Patiently, his father would explain for the tenth time how he should slowly
take his foot off of the clutch. He tried to make him feel less
selfconscious with tales of his own efforts at first learning to drive, but
that was hard to imagine. His father was a smart man. A good man. If he
could be half as wise and half as loved, he would be content. But,
contentment was not what he felt at this moment. What would his father
think, he wondered, if he were here now. How he wished that he could just
ring him up and ask his advice. He always knew what to say and how to say
it, to make you come to the conclusion that was right in front of you all
along. But, what would he say about this?
Reaching the field, he dropped the ball and started kicking it around.
Another skill he had learned from his father, and one that he was quite good
at. Good enough, if fact, to earn him a scholarship to the University. His
father was quite insistent that he attend college, urging him to explore the
world and all of the options available to him. Deep in thought, he hardly
noticed the clouds that gradually covered the sky. A brisk wind blew up.
"It's a blustery day, Pooh", he said to himself with a smile. He couldn't
help but chuckle at the memory of his father, a grown man, getting more
enjoyment out of the A. A. Milne classics than his young son did. The
multi-faceted character that my father was, he thought, his heart suddenly
heavy. He missed him so.
Walking into his mother's house, he soaked in the love that was so evident in
the home. Even now, when his older sisters had moved out and two years after
his father had passed on, there was no emptiness to the rooms, no sad aura.
He found his mother in her study, hard at work on her latest fund raising
effort for the local women's shelter. She did not hear him come in, did not
notice him standing there, as she intently wrote notes and stuffed envelopes.
As he watched her, he thought of all that she had been through in her 65
years on this earth, what a life she had led. She certainly had taken a
turn or two in her own road. Would she be disappointed in him? She had been
so enthusiastic during his college years, encouraging him all along in, what
everyone assumed, was soon to be his profession. His father encouraged him,
but his enthusiasm was a bit more restrained, almost as if he knew that this
was not the right path. But, now he would never know what his father would
say, or what he would think.
Hoping to finally get this weight off of his shoulders, he walked up to his
mother and tapped her on the shoulder.
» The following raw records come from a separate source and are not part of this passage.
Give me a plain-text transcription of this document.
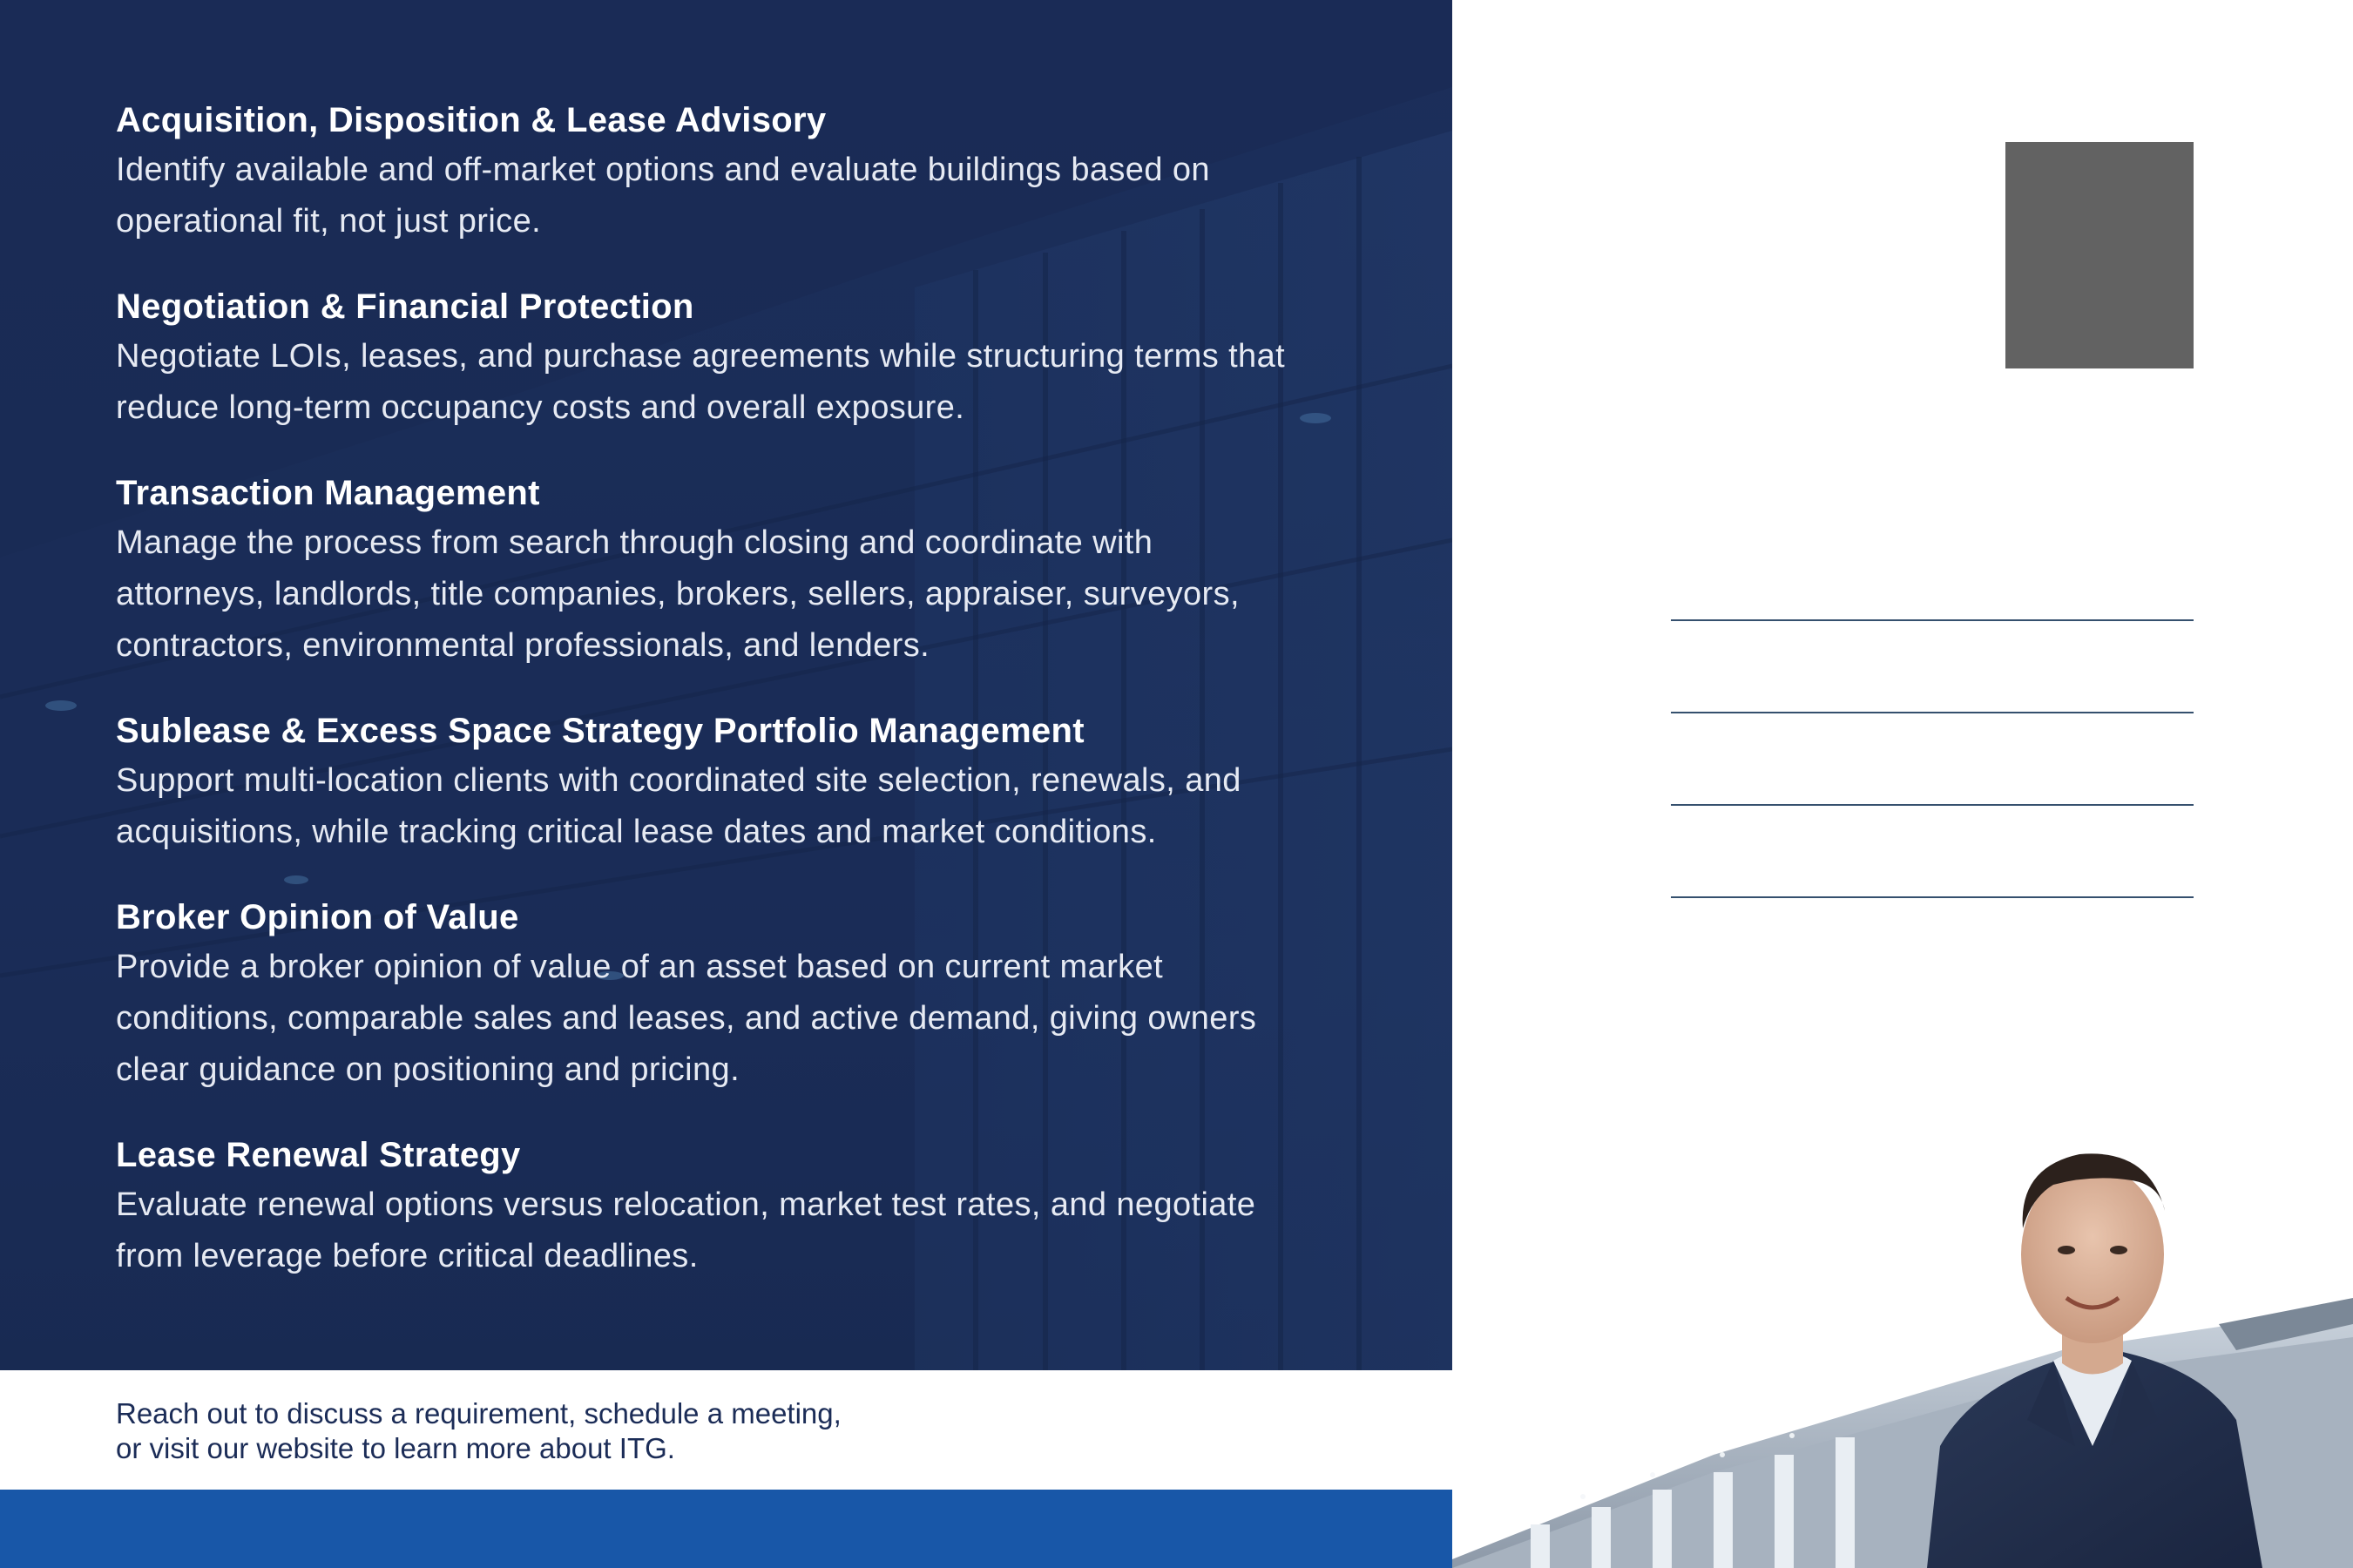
Acquisition, Disposition & Lease Advisory
Identify available and off-market options and evaluate buildings based on
operational fit, not just price.
Negotiation & Financial Protection
Negotiate LOIs, leases, and purchase agreements while structuring terms that
reduce long-term occupancy costs and overall exposure.
Transaction Management
Manage the process from search through closing and coordinate with
attorneys, landlords, title companies, brokers, sellers, appraiser, surveyors,
contractors, environmental professionals, and lenders.
Sublease & Excess Space Strategy Portfolio Management
Support multi-location clients with coordinated site selection, renewals, and
acquisitions, while tracking critical lease dates and market conditions.
Broker Opinion of Value
Provide a broker opinion of value of an asset based on current market
conditions, comparable sales and leases, and active demand, giving owners
clear guidance on positioning and pricing.
Lease Renewal Strategy
Evaluate renewal options versus relocation, market test rates, and negotiate
from leverage before critical deadlines.
Reach out to discuss a requirement, schedule a meeting,
or visit our website to learn more about ITG.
She started, then sighed, a bright
smile lighting up her face. Before he knew it, he was sitting comfortably
in the kitchen, drinking a cup of tea and pouring his heart out to his
mother. He explained to her that all of his years of training and
preparation only convinced him more that the route he was on was not the
right one. He knew in his soul that it wasn't. He also knew what the right
path was. Holding his breath, he stood up and walked over to where his
mother was sitting. He took her hand and said, "I have a calling to the
priesthood. I know this and I am ready to do whatever it takes to make it
work." He expressed his deep concern that he not disappoint her or his
father. "But", he said, "I do know that the life of a professional
football player is not for me. I know that this is what I've trained for and
what everyone sees when they think of me and of my future. But, it just
isn't the right thing for me. I've tried to make it work, but, my heart
just isn't in it. I just go through the motions. I only ask that you
understand that I need to be who I am, and what I am is someone who has a
genuine vocation. I pray that you will and hope that dad would have
understood as well. But, of that I can never be sure."
But, she knew exactly what her husband would have thought about their son's
dilemma, about his struggle to do right by those he loved, yet follow his
own heart. Assumpta looked up into her son's green eyes. She smiled and
said, "Have you heard the polar bear joke?".